For International Women’s Day I want to take as my theme, the lines from Ecclesiasticus
And some there be who have no memorial, who are perished as though they had never been…
This is not because I’ve suddenly acquired a desire to become a lay preacher. Indeed the reason I know those lines is because we used to sing that verse, and those surrounding them, as a rather mournful dirge at my school’s Founders’ Day each year and the words have stuck. They are actually extremely inappropriate for a girls’ grammar school, as mine was, since they begin
Let us now praise famous men…. Leaders of the people by their counsels, and by their knowledge of learning meet for the people, wise and eloquent are their instructions…
And so it goes on. No word associated with women appears throughout these verses, so why they were thought appropriate for 700 young girls to sing with wavering voice I have no idea. But let me get to the point.
I want to consider not famous (wo)men, but those who vanish; those women from the school who happily set out on their life trajectories and were derailed. The women – and all like them – whose career choices were impacted by the query ‘do you really want to do engineering, dear, it’s not usual for women’; those whose PhD supervisors gave credit to a male PhD and offered them the opportunity to travel to a major meeting to present the work to the same student without apparently spotting the inherent injustice; those who were bullied and/or ignored in their group meetings and no one spoke up for them; the postdocs who were groped at a conference (when they were finally allowed to attend) or excluded from the boisterous male evenings down the pub when so much valuable information was exchanged; the early career researcher whose letters of reference implied she was hard-working and sociable, rather than internationally-leading and brilliant (although she was); or who was told that there was no point in her attempting to get a permanent position as she’d just go off and have a family; the inexperienced lecturer who was told to get on with the Athena Swan application with no logistic support or reduction in teaching load; or the woman (at any stage) put on a committee (however (un)important) to make sure there was some semblance of gender balance and then ignored, talked over or sneered at when attempting to speak up.
Those vignettes will seem familiar to most readers. These are the people who have ‘no memorial’ because at some stage they’ve had to give up their dreams in the face of a lack of support, active denigration or passive overlooking. They may have been far more talented than their co-worker who fitted their department’s stereotypes better (gender is of course not the only way in which they may fail to fit to these, but as it’s International Women’s Day that is what I stress here), who got the opportunities denied to them and consequently who saw their careers thrive. These co-workers may have had a sense of entitlement and arrogance which allowed them to feel comfortable with the richesses coming their way, and who never stopped to question who they trampled on en route to their chair.

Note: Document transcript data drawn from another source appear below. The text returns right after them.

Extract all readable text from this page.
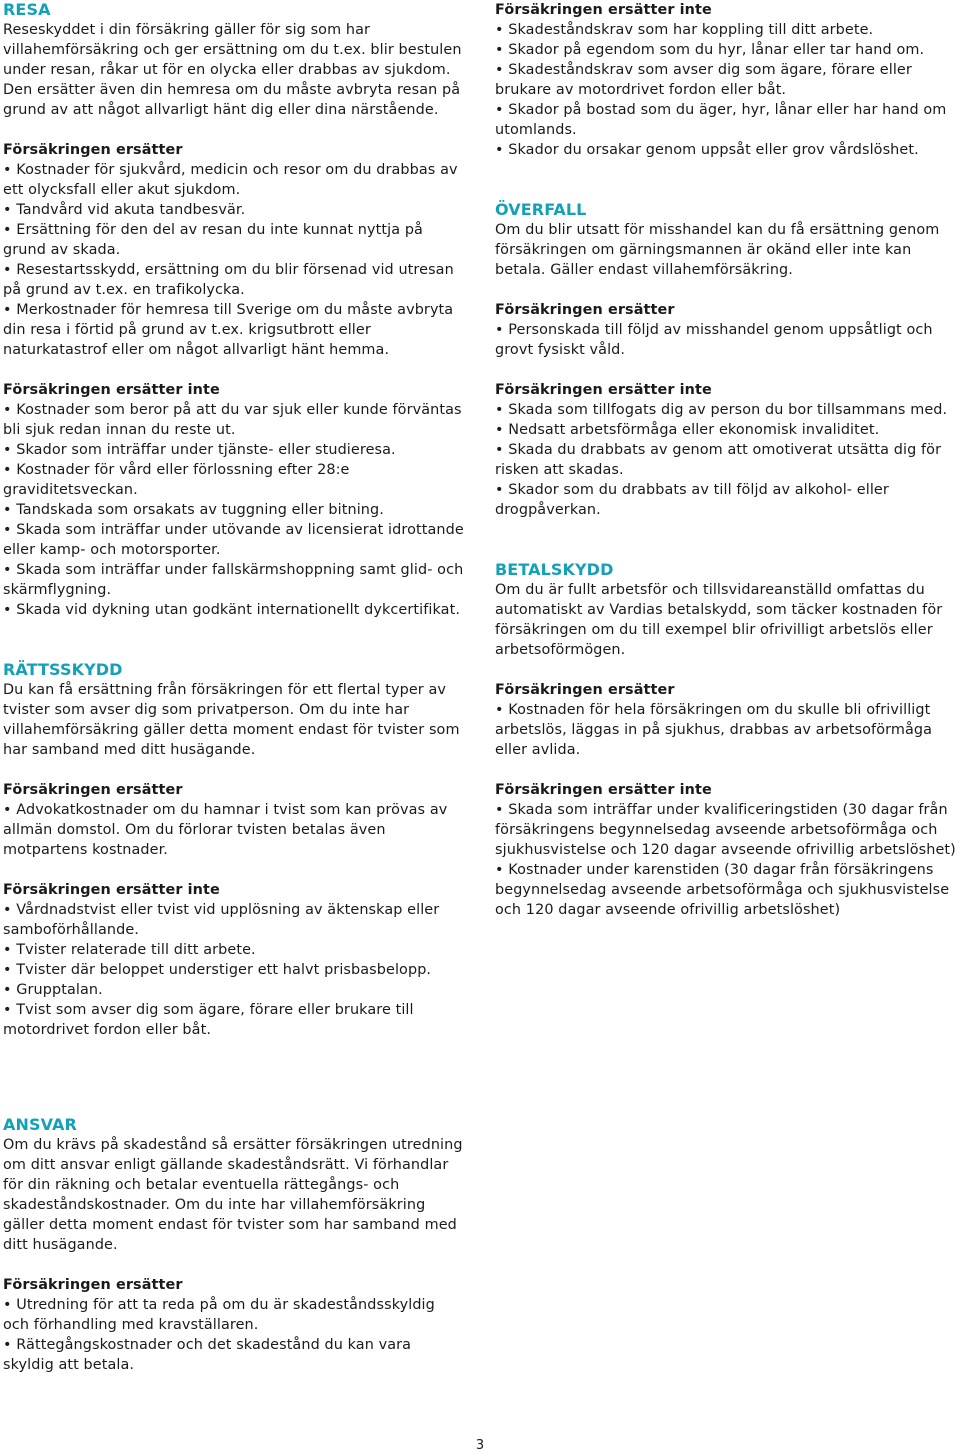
RESA

Reseskyddet i din försäkring gäller för sig som har villahemförsäkring och ger ersättning om du t.ex. blir bestulen under resan, råkar ut för en olycka eller drabbas av sjukdom. Den ersätter även din hemresa om du måste avbryta resan på grund av att något allvarligt hänt dig eller dina närstående.

Försäkringen ersätter
• Kostnader för sjukvård, medicin och resor om du drabbas av ett olycksfall eller akut sjukdom.
• Tandvård vid akuta tandbesvär.
• Ersättning för den del av resan du inte kunnat nyttja på grund av skada.
• Resestartsskydd, ersättning om du blir försenad vid utresan på grund av t.ex. en trafikolycka.
• Merkostnader för hemresa till Sverige om du måste avbryta din resa i förtid på grund av t.ex. krigsutbrott eller naturkatastrof eller om något allvarligt hänt hemma.
Försäkringen ersätter inte
• Kostnader som beror på att du var sjuk eller kunde förväntas bli sjuk redan innan du reste ut.
• Skador som inträffar under tjänste- eller studieresa.
• Kostnader för vård eller förlossning efter 28:e graviditetsveckan.
• Tandskada som orsakats av tuggning eller bitning.
• Skada som inträffar under utövande av licensierat idrottande eller kamp- och motorsporter.
• Skada som inträffar under fallskärmshoppning samt glid- och skärmflygning.
• Skada vid dykning utan godkänt internationellt dykcertifikat.
RÄTTSSKYDD

Du kan få ersättning från försäkringen för ett flertal typer av tvister som avser dig som privatperson. Om du inte har villahemförsäkring gäller detta moment endast för tvister som har samband med ditt husägande.

Försäkringen ersätter
• Advokatkostnader om du hamnar i tvist som kan prövas av allmän domstol. Om du förlorar tvisten betalas även motpartens kostnader.
Försäkringen ersätter inte
• Vårdnadstvist eller tvist vid upplösning av äktenskap eller samboförhållande.
• Tvister relaterade till ditt arbete.
• Tvister där beloppet understiger ett halvt prisbasbelopp.
• Grupptalan.
• Tvist som avser dig som ägare, förare eller brukare till motordrivet fordon eller båt.
ANSVAR

Om du krävs på skadestånd så ersätter försäkringen utredning om ditt ansvar enligt gällande skadeståndsrätt. Vi förhandlar för din räkning och betalar eventuella rättegångs- och skadeståndskostnader. Om du inte har villahemförsäkring gäller detta moment endast för tvister som har samband med ditt husägande.

Försäkringen ersätter
• Utredning för att ta reda på om du är skadeståndsskyldig och förhandling med kravställaren.
• Rättegångskostnader och det skadestånd du kan vara skyldig att betala.
Försäkringen ersätter inte
• Skadeståndskrav som har koppling till ditt arbete.
• Skador på egendom som du hyr, lånar eller tar hand om.
• Skadeståndskrav som avser dig som ägare, förare eller brukare av motordrivet fordon eller båt.
• Skador på bostad som du äger, hyr, lånar eller har hand om utomlands.
• Skador du orsakar genom uppsåt eller grov vårdslöshet.
ÖVERFALL

Om du blir utsatt för misshandel kan du få ersättning genom försäkringen om gärningsmannen är okänd eller inte kan betala. Gäller endast villahemförsäkring.

Försäkringen ersätter
• Personskada till följd av misshandel genom uppsåtligt och grovt fysiskt våld.
Försäkringen ersätter inte
• Skada som tillfogats dig av person du bor tillsammans med.
• Nedsatt arbetsförmåga eller ekonomisk invaliditet.
• Skada du drabbats av genom att omotiverat utsätta dig för risken att skadas.
• Skador som du drabbats av till följd av alkohol- eller drogpåverkan.
BETALSKYDD

Om du är fullt arbetsför och tillsvidareanställd omfattas du automatiskt av Vardias betalskydd, som täcker kostnaden för försäkringen om du till exempel blir ofrivilligt arbetslös eller arbetsoförmögen.

Försäkringen ersätter
• Kostnaden för hela försäkringen om du skulle bli ofrivilligt arbetslös, läggas in på sjukhus, drabbas av arbetsoförmåga eller avlida.
Försäkringen ersätter inte
• Skada som inträffar under kvalificeringstiden (30 dagar från försäkringens begynnelsedag avseende arbetsoförmåga och sjukhusvistelse och 120 dagar avseende ofrivillig arbetslöshet)
• Kostnader under karenstiden (30 dagar från försäkringens begynnelsedag avseende arbetsoförmåga och sjukhusvistelse och 120 dagar avseende ofrivillig arbetslöshet)
3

Sometimes the women fight back. I am reminded of this by the story of a woman I first met as a Dorothy Hodgkin Fellow in a discipline not my own. She asked for advice from me, posing a question that had me stumped. She had heard another newbie (but male) research fellow ask one of the (male) professors in her department out for lunch so he could ask for advice. How could she, a young female, do the same or anything similar? She felt excluded by the social niceties in case, by asking the man ‘out’ it was interpreted as a come-on. The answer has to be simply to keep the offer to a conversation in the tea-room, but it shows the pitfalls (for both man and woman) in this situation and the way the conventional greasing of social wheels in our society may impact on the professional.
In due course this woman applied for a lectureship in the department and, at interview, was told by a senior male colleague that there would be no room in the department for a woman like her. What had she done (and I have no idea, but suspect the answer is that she had two X chromosomes) to warrant a public dressing-down like that? She did not get the job. She left. She is now a very successful head of department – in a different university – lauded with prizes, and has thrived, with an academic partner and a couple of children as well. She had the determination and resilience to walk away from a toxic environment and start afresh somewhere that supported her better and in so doing proved her male detractors wrong (I hope they are smarting and regretting the loss of a superstar from their department).
She is a success story whose life will undoubtedly be remembered by those in her profession (and her Wikipedia page!) and the impact her research has going forward. Too many others will have lost their way, been challenged or overlooked once too often for their souls to bear. We should remember these in the abstract and vow not to let such women be persistently let down by the system. To make sure this happens is a worthy challenge for all of us on International Women’s Day.